For my whole life I have felt like I have been forced—or have forced myself—to choose between two opposing ideologies: to diet or to embrace not dieting. So much of my frustration stems from feeling like I have to choose one path or the other, working to change myself or hating myself, and I am destined to fail at both. Both paths represent an attempt to change myself and a reason to hate myself. The promises made on both sides are highly seductive. Do you find liberation through refusal or through acquiescence? My utopia is to reject both paths or, rather, to draw them together.
Perhaps the only way forward is to understand that many of us might always want to diet and that we may in fact be happier and, possibly, healthier losing some weight. Dieting— whether or not you lose—can be addicting; restriction offers its own special kind of logic.
Arriving at a nonbinary place takes work. It means you have to stop and think, a lot, about what you want, what society wants, and what you’re willing to sacrifice. People love to ask, “What is the best diet?” The answer is the one that you can live with and not simply endure, the healthiest way of life that also keeps you happy. Peace is not blind capitulation to dieting culture or fat-acceptance culture.

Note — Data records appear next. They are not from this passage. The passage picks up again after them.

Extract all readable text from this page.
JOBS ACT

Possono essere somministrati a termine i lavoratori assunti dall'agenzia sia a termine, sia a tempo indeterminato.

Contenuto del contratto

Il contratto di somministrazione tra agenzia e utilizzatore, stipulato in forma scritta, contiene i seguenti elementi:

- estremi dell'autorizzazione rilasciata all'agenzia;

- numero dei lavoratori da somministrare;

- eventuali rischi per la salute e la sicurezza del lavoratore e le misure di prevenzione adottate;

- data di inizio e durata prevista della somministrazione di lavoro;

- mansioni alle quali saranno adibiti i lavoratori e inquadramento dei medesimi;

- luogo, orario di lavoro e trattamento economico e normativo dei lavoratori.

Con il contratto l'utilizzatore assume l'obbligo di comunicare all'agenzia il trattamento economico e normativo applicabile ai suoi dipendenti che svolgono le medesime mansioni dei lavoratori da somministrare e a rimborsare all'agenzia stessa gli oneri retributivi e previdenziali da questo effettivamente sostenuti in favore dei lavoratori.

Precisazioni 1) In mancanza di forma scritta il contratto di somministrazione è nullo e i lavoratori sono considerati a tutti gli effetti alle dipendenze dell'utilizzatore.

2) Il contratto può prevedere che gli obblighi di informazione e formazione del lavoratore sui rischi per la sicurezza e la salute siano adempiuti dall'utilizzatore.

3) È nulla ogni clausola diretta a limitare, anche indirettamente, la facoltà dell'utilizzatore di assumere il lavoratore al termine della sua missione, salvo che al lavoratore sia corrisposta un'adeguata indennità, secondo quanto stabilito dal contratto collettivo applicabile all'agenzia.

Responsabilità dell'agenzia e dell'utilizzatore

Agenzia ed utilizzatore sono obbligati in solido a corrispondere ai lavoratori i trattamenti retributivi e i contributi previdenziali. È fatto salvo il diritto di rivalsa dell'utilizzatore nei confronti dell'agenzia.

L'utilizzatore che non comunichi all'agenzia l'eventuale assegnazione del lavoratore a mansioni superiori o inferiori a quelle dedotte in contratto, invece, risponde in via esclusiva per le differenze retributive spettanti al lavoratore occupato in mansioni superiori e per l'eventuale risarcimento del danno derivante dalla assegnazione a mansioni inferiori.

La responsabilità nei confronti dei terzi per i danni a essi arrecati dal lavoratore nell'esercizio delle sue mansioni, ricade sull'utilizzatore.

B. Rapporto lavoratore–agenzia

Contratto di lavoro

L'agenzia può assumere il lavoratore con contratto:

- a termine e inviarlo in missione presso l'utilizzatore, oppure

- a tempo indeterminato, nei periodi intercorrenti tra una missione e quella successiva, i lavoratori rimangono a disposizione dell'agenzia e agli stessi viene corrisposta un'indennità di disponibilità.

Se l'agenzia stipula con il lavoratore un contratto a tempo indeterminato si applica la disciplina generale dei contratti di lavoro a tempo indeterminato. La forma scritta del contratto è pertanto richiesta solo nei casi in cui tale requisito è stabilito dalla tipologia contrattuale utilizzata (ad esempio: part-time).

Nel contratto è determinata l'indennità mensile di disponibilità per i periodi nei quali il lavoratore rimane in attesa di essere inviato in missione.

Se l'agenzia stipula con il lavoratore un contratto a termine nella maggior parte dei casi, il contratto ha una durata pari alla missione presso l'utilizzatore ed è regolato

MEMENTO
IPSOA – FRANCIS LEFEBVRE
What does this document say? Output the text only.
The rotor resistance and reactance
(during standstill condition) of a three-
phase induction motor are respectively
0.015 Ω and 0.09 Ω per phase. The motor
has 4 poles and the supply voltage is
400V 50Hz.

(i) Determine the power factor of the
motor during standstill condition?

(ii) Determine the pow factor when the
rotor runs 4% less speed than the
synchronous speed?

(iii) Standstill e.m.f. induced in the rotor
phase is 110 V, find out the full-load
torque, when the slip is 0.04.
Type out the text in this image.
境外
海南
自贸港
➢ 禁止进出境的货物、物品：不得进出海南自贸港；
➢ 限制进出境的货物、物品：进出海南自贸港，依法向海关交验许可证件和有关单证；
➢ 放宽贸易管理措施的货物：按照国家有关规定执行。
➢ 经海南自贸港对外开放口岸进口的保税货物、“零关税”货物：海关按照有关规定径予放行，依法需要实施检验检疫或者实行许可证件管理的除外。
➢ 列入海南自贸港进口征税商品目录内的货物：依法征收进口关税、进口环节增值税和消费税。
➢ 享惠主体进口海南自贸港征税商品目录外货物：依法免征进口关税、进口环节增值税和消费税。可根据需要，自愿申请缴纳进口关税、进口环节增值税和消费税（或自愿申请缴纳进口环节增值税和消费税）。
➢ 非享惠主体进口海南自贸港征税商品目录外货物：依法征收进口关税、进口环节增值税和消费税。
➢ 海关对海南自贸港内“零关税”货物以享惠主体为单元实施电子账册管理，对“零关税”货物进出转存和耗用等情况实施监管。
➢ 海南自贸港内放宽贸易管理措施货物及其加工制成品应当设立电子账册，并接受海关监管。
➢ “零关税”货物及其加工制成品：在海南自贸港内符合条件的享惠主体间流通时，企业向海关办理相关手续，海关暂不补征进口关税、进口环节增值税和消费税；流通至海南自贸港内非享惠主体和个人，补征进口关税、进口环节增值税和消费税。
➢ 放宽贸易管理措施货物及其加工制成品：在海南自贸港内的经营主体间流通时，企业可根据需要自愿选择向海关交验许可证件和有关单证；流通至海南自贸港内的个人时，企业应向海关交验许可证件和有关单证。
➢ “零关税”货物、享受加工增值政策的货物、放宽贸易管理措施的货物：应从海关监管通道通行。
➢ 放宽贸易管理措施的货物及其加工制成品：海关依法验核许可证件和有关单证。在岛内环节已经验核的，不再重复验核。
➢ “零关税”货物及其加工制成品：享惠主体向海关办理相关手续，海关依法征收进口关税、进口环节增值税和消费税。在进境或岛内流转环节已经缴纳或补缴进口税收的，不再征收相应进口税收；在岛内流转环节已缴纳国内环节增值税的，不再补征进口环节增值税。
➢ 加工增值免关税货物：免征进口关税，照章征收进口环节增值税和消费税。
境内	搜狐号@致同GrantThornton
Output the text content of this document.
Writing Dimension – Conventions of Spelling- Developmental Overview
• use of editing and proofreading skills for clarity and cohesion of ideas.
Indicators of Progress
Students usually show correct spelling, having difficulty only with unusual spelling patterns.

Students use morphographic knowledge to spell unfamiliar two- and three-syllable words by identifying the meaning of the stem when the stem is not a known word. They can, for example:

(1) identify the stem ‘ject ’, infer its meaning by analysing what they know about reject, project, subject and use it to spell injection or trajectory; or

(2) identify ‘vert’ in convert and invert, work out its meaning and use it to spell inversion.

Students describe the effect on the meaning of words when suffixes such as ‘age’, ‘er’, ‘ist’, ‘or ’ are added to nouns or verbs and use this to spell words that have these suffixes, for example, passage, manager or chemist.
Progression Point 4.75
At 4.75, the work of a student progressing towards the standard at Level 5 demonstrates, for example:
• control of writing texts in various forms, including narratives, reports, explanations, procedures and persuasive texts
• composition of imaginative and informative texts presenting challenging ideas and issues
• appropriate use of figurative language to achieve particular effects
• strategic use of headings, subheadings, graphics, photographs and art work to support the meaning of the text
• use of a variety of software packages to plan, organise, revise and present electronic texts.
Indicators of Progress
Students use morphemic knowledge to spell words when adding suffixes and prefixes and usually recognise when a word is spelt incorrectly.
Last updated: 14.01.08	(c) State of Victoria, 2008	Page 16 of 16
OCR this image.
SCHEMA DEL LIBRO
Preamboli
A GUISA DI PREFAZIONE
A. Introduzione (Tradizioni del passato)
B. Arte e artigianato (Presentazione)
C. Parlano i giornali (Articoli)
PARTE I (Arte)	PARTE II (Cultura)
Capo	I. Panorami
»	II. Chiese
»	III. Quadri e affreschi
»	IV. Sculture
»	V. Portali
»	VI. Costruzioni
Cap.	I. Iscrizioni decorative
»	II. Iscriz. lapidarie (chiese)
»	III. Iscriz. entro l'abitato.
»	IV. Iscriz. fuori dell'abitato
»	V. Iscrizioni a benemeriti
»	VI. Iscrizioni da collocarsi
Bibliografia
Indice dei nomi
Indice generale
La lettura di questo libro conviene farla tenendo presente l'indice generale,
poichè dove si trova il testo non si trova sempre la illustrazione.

We can want to lose weight for all kinds of reasons, from vanity to health. But at the same time we can want to live in a world where there’s less importance put on what our bodies look like. I am just beginning to understand that I will always live in that paradox, that I accept myself as a person who struggles to change. If I can find greater happiness doing that with what I choose to eat and how much I weigh, imagine what I could do when applying it to the rest of my life.